Vinod was truly alarmed. The lashes from the whip and even the bleeding from the leg iron around the poor man’s neck seemed superficial; but this incomprehensible muttering about Dr. Daruwalla was an indication to Vinod that the movie star was suffering from some sort of amnesia. A serious head injury, perhaps!
“Of course you are knowing Dr. Daruwalla!” Vinod shouted. “We are going to see Dr. Daruwalla!”
“Ah, so you know him, too?” said the astonished scholastic.
“Try to not be moving your head,” the worried dwarf replied.
In a reference to the echoing dogs, which Vinod completely failed to grasp, Martin Mills said, “It sounds like a veterinarian’s—I thought he was an orthopedist.”
“Of course he is being an orthopedist!” Vinod cried. Standing on tiptoe, the dwarf tried to peer into Martin’s ears, as if he were expecting to see some stray brain matter there. But Vinod wasn’t tall enough.
Dr. Daruwalla woke to the distant orchestra of the dogs. From the sixth floor, their barks and howls were muted but nonetheless identifiable; the doctor had no doubt as to the cause of their cacophony.
“That damn dwarf !” he said aloud, to which Julia didn’t respond; she was familiar with the many things her husband said in his sleep. But when Farrokh got out of bed and put on his robe, Julia was instantly awake.
“Is it Vinod again?” she asked him.
“I assume so,” Dr. Daruwalla replied.
It was a little before 5:00 in the morning when the doctor crept past the closed sliding-glass doors that led to the balcony, which was completely enveloped in a mournful-looking mist. The smog had mingled with a dense sea fog. The doctor couldn’t see Dhar’s cot or the Tortoise mosquito coils with which the actor surrounded himself whenever he slept on the balcony. In the foyer, Farrokh seized a dusty umbrella; he was hoping to give Vinod a good scare. Then the doctor opened his apartment door. The dwarf and the missionary had just exited from the lift; when Dr. Daruwalla first saw Martin Mills, the doctor feared that Dhar had violently shaved off his mustache in the smog—thus inflicting on himself a multitude of razor cuts—and then, doubtless depressed, the much-reviled actor had jumped off the sixth-floor balcony.

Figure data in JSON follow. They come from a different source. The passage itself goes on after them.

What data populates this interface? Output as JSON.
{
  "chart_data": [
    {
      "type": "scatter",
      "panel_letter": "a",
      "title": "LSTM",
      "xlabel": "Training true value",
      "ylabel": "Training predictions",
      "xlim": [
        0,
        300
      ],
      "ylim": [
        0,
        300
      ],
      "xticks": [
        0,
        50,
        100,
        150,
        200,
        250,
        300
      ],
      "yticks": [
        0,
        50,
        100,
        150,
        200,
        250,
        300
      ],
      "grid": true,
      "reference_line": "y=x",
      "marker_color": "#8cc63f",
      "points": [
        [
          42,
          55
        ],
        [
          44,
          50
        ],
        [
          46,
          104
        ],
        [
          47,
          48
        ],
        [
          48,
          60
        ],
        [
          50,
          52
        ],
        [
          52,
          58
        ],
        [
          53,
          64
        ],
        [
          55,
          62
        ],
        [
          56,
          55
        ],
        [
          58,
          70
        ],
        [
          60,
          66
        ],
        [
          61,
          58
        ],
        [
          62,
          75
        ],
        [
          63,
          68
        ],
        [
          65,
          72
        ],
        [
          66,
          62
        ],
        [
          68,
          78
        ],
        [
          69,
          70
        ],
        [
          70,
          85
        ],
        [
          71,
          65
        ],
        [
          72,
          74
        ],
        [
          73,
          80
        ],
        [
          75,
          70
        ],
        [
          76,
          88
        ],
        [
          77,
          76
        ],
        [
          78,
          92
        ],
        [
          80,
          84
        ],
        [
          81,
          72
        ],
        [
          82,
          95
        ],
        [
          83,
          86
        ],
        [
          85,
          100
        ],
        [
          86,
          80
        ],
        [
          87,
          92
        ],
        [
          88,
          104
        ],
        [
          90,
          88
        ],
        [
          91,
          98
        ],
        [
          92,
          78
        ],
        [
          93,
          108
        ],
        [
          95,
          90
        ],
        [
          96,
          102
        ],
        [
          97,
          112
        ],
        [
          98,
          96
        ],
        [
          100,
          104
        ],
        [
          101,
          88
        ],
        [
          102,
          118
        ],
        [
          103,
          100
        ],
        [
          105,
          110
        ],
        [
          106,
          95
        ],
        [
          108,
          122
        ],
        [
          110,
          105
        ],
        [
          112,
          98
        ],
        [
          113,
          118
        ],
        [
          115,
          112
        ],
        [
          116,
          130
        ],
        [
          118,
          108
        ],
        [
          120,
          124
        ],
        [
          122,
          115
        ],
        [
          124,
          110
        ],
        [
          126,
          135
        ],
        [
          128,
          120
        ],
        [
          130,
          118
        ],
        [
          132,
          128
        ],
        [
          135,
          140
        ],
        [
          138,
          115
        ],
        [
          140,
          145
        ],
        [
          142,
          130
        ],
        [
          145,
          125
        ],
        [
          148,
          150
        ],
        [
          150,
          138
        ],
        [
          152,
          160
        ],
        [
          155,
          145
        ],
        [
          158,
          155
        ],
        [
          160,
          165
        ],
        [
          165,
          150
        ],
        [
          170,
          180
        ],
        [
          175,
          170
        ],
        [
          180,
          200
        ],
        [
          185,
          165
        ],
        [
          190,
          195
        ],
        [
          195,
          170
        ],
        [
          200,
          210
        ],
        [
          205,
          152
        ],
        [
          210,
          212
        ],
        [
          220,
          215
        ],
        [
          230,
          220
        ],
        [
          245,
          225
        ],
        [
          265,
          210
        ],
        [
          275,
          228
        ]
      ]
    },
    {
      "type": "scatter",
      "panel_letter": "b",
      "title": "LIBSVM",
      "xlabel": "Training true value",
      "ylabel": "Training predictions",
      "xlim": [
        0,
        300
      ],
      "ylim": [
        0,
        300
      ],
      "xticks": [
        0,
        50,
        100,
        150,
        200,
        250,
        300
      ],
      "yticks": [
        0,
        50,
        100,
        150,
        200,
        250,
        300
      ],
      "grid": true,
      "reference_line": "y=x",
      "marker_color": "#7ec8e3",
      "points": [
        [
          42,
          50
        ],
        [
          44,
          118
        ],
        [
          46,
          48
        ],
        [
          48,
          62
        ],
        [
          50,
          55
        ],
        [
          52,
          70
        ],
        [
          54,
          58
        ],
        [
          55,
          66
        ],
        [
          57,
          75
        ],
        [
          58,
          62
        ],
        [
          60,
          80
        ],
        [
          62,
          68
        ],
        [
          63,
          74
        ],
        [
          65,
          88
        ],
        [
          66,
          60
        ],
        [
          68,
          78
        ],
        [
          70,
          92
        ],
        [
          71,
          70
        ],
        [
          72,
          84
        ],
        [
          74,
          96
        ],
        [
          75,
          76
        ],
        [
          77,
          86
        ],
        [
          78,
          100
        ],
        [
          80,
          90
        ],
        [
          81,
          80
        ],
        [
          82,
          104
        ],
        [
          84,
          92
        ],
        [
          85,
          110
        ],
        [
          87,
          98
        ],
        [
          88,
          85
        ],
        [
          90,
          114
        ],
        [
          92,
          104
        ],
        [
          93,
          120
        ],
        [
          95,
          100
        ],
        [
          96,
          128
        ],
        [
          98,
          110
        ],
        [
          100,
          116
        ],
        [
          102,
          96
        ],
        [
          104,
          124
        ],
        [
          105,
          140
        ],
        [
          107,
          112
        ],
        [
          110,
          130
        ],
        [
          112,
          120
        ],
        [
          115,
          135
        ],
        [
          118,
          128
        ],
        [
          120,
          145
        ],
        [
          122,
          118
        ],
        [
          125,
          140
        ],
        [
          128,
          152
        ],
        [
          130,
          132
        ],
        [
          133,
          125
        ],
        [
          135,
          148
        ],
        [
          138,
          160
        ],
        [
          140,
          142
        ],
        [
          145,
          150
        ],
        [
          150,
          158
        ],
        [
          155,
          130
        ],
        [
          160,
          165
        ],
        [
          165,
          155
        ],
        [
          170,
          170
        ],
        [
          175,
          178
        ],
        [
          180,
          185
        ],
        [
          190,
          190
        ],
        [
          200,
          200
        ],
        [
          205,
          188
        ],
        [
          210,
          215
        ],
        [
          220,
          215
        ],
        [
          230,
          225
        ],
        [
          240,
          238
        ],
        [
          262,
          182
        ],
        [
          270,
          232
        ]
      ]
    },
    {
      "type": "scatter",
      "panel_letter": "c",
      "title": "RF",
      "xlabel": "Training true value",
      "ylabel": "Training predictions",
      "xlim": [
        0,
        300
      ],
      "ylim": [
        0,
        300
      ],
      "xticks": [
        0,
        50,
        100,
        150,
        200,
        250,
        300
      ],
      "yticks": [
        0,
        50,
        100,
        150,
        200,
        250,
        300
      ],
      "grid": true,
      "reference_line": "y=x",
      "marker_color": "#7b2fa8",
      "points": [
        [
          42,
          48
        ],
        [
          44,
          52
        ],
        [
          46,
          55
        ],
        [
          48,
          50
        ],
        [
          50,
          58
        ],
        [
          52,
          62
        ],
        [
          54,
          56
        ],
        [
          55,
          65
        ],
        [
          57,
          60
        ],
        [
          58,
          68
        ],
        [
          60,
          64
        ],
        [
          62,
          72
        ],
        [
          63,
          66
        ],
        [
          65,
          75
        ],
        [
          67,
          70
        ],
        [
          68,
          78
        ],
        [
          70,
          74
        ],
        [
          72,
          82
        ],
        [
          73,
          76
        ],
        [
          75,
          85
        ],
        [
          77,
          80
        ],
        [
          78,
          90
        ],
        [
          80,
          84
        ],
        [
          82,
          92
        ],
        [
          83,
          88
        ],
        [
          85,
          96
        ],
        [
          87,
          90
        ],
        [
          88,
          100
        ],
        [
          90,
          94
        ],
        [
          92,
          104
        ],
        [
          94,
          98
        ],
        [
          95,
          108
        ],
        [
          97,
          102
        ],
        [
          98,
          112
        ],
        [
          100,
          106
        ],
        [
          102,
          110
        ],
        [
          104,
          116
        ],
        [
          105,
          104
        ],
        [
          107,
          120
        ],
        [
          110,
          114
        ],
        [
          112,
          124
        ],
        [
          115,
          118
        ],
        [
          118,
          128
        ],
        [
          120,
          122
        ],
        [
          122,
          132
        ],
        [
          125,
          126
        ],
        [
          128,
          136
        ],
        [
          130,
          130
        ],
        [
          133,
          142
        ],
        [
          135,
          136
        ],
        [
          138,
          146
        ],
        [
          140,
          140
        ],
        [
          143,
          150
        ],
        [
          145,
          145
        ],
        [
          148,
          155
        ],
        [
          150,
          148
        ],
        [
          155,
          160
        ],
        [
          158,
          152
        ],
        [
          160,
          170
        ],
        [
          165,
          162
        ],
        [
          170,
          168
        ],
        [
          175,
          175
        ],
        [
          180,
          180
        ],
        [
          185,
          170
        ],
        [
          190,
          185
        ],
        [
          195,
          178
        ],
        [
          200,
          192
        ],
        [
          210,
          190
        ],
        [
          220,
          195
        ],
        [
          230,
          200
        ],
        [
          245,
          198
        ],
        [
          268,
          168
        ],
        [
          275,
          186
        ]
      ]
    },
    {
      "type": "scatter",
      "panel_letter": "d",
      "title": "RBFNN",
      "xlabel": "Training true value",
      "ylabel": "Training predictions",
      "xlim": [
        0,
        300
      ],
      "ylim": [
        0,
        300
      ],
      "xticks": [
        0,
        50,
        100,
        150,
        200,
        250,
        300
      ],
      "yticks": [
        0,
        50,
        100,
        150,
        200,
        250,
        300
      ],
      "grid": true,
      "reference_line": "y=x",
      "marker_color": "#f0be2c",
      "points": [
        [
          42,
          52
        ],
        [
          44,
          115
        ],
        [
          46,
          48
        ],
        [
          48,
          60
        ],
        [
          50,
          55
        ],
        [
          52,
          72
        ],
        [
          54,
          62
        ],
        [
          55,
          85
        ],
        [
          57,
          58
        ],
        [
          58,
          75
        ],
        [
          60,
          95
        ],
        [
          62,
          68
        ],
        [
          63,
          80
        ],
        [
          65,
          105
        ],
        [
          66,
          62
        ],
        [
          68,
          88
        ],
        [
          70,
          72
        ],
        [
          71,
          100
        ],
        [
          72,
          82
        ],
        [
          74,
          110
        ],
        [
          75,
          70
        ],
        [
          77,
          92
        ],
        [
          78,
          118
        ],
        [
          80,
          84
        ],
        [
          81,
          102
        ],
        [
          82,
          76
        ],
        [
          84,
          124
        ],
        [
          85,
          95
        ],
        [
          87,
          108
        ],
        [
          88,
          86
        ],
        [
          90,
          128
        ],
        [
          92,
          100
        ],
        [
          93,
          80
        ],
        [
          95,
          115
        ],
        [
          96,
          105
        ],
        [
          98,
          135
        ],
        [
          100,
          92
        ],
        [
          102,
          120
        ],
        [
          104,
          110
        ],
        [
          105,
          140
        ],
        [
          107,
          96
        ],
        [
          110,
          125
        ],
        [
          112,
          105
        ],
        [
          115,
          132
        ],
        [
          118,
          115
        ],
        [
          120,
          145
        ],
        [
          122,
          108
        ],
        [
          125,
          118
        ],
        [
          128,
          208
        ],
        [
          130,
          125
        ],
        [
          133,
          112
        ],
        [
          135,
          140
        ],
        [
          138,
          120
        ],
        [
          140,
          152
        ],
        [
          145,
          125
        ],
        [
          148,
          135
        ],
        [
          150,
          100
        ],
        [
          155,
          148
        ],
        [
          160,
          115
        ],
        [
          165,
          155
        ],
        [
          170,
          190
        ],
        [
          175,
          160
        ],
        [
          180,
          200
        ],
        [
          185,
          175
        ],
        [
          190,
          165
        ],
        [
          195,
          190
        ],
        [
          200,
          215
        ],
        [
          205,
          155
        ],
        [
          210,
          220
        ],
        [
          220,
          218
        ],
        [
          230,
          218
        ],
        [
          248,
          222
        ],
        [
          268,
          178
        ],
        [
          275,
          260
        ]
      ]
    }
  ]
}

As for the missionary, he was taken aback to see a man in a black kimono holding a black umbrella—an ominous image. But the umbrella was undaunting to Vinod, who slipped close to Dr. Daruwalla and whispered, “I am finding him preaching to transvestite prostitutes—the hijras are almost killing him!”
Farrokh knew who Martin Mills was as soon as the missionary spoke: “I believe you’ve met my mother and father—my name is Martin, Martin Mills.”

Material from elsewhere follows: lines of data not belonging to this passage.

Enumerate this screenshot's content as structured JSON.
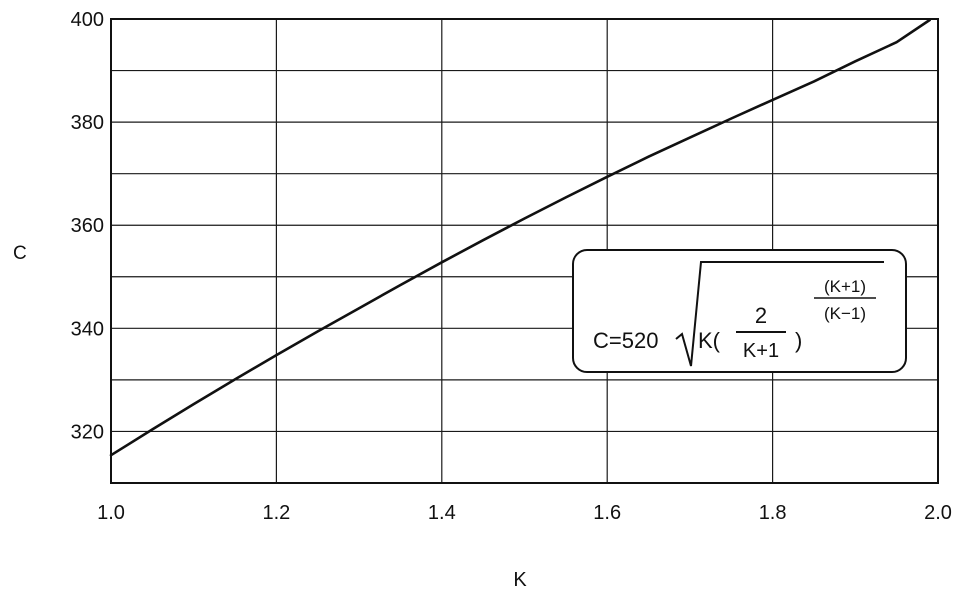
{
  "chart_data": {
    "type": "line",
    "title": "",
    "xlabel": "K",
    "ylabel": "C",
    "xlim": [
      1.0,
      2.0
    ],
    "ylim": [
      310,
      400
    ],
    "x_ticks": [
      1.0,
      1.2,
      1.4,
      1.6,
      1.8,
      2.0
    ],
    "x_tick_labels": [
      "1.0",
      "1.2",
      "1.4",
      "1.6",
      "1.8",
      "2.0"
    ],
    "y_ticks": [
      320,
      340,
      360,
      380,
      400
    ],
    "y_tick_labels": [
      "320",
      "340",
      "360",
      "380",
      "400"
    ],
    "x_gridlines": [
      1.0,
      1.2,
      1.4,
      1.6,
      1.8,
      2.0
    ],
    "y_gridlines": [
      310,
      320,
      330,
      340,
      350,
      360,
      370,
      380,
      390,
      400
    ],
    "grid": true,
    "series": [
      {
        "x": [
          1.0,
          1.05,
          1.1,
          1.15,
          1.2,
          1.25,
          1.3,
          1.35,
          1.4,
          1.45,
          1.5,
          1.55,
          1.6,
          1.65,
          1.7,
          1.75,
          1.8,
          1.85,
          1.9,
          1.95,
          1.99
        ],
        "values": [
          315.4,
          320.4,
          325.3,
          330.1,
          334.8,
          339.4,
          343.9,
          348.4,
          352.8,
          357.1,
          361.3,
          365.4,
          369.4,
          373.3,
          377.0,
          380.7,
          384.3,
          387.9,
          391.8,
          395.5,
          399.8
        ]
      }
    ],
    "annotation": {
      "lhs": "C=520",
      "lead": "K(",
      "frac_num": "2",
      "frac_den": "K+1",
      "close": ")",
      "exp_num": "(K+1)",
      "exp_den": "(K−1)"
    }
  }
}
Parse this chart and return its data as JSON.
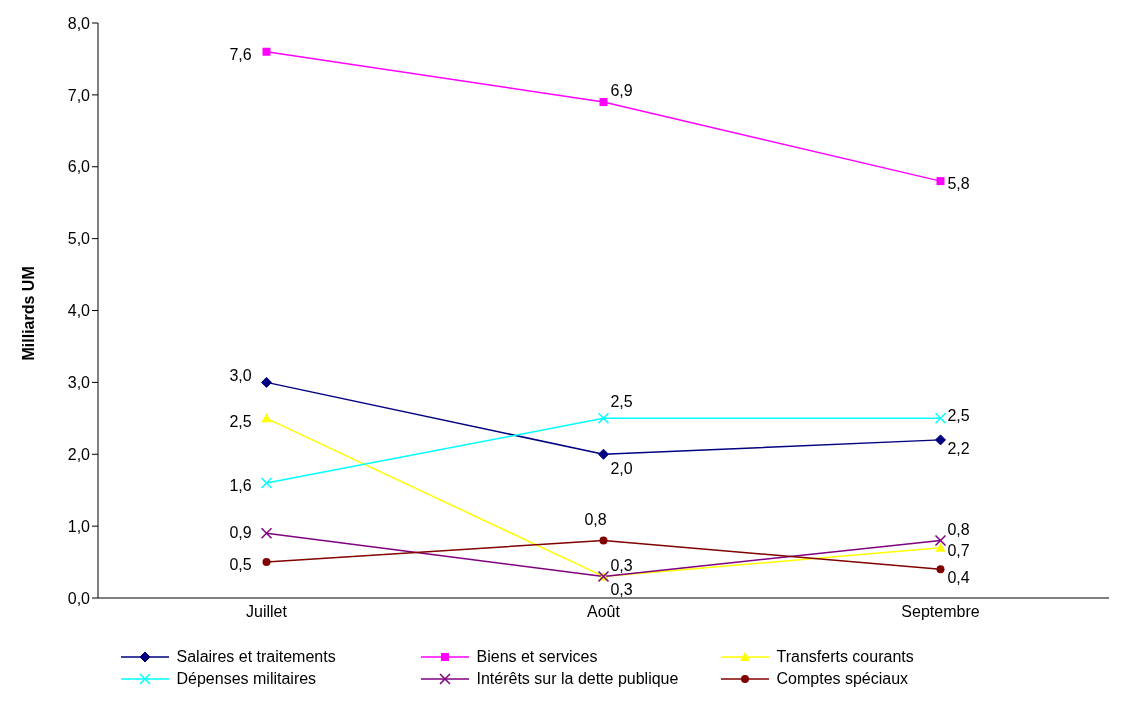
{
  "chart_data": {
    "type": "line",
    "ylabel": "Milliards UM",
    "categories": [
      "Juillet",
      "Août",
      "Septembre"
    ],
    "ylim": [
      0,
      8
    ],
    "yticks": [
      {
        "value": 0,
        "label": "0,0"
      },
      {
        "value": 1,
        "label": "1,0"
      },
      {
        "value": 2,
        "label": "2,0"
      },
      {
        "value": 3,
        "label": "3,0"
      },
      {
        "value": 4,
        "label": "4,0"
      },
      {
        "value": 5,
        "label": "5,0"
      },
      {
        "value": 6,
        "label": "6,0"
      },
      {
        "value": 7,
        "label": "7,0"
      },
      {
        "value": 8,
        "label": "8,0"
      }
    ],
    "grid": false,
    "legend": "bottom",
    "series": [
      {
        "name": "Salaires et traitements",
        "color": "#000080",
        "marker": "diamond",
        "values": [
          3.0,
          2.0,
          2.2
        ],
        "value_labels": [
          "3,0",
          "2,0",
          "2,2"
        ]
      },
      {
        "name": "Biens et services",
        "color": "#ff00ff",
        "marker": "square",
        "values": [
          7.6,
          6.9,
          5.8
        ],
        "value_labels": [
          "7,6",
          "6,9",
          "5,8"
        ]
      },
      {
        "name": "Transferts courants",
        "color": "#ffff00",
        "marker": "triangle",
        "values": [
          2.5,
          0.3,
          0.7
        ],
        "value_labels": [
          "2,5",
          "0,3",
          "0,7"
        ]
      },
      {
        "name": "Dépenses militaires",
        "color": "#00ffff",
        "marker": "cross",
        "values": [
          1.6,
          2.5,
          2.5
        ],
        "value_labels": [
          "1,6",
          "2,5",
          "2,5"
        ]
      },
      {
        "name": "Intérêts sur la dette publique",
        "color": "#800080",
        "marker": "cross",
        "values": [
          0.9,
          0.3,
          0.8
        ],
        "value_labels": [
          "0,9",
          "0,3",
          "0,8"
        ]
      },
      {
        "name": "Comptes spéciaux",
        "color": "#800000",
        "marker": "circle",
        "values": [
          0.5,
          0.8,
          0.4
        ],
        "value_labels": [
          "0,5",
          "0,8",
          "0,4"
        ]
      }
    ]
  }
}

“Please come in—I’ve been expecting you,” Dr. Daruwalla said, taking the beaten man’s arm.
“You have?” said Martin Mills.
“There is being brain damage!” Vinod whispered to the doctor, who supported the wobbly missionary into the bathroom, where he told Martin to strip. Then the doctor prepared an Epsom-salts bath. While the bath was filling, Farrokh got Julia out of bed and told her to get rid of Vinod.
“Who’s taking a bath at this hour?” she asked her husband.
“It’s John D.’s twin,” Dr. Daruwalla said.
Free Will
Julia had managed to coax Vinod no farther than the foyer when the phone rang. She answered quickly. Vinod could hear the entire conversation because the man on the other end of the phone was screaming. It was Mr. Munim, the first-floor member of the Residents’ Society.
“I saw him getting on the lift! He woke all the dogs! I saw him—your dwarf!” Mr. Munim shouted.
Julia said, “I beg your pardon—we don’t own a dwarf.”
“You don’t fool me!” Mr. Munim hollered. “That movie star’s dwarf—that’s who I mean!”
“We don’t own a movie star, either,” Julia told him.
“You are violating a stated rule!” Mr. Munim screamed.
“I don’t know what you mean—you must be out of your mind,” Julia replied.
“The taxi-walla used the lift—that midget thug!” Mr. Munim cried.
“Don’t make me call the police,” Julia said; then she hung up.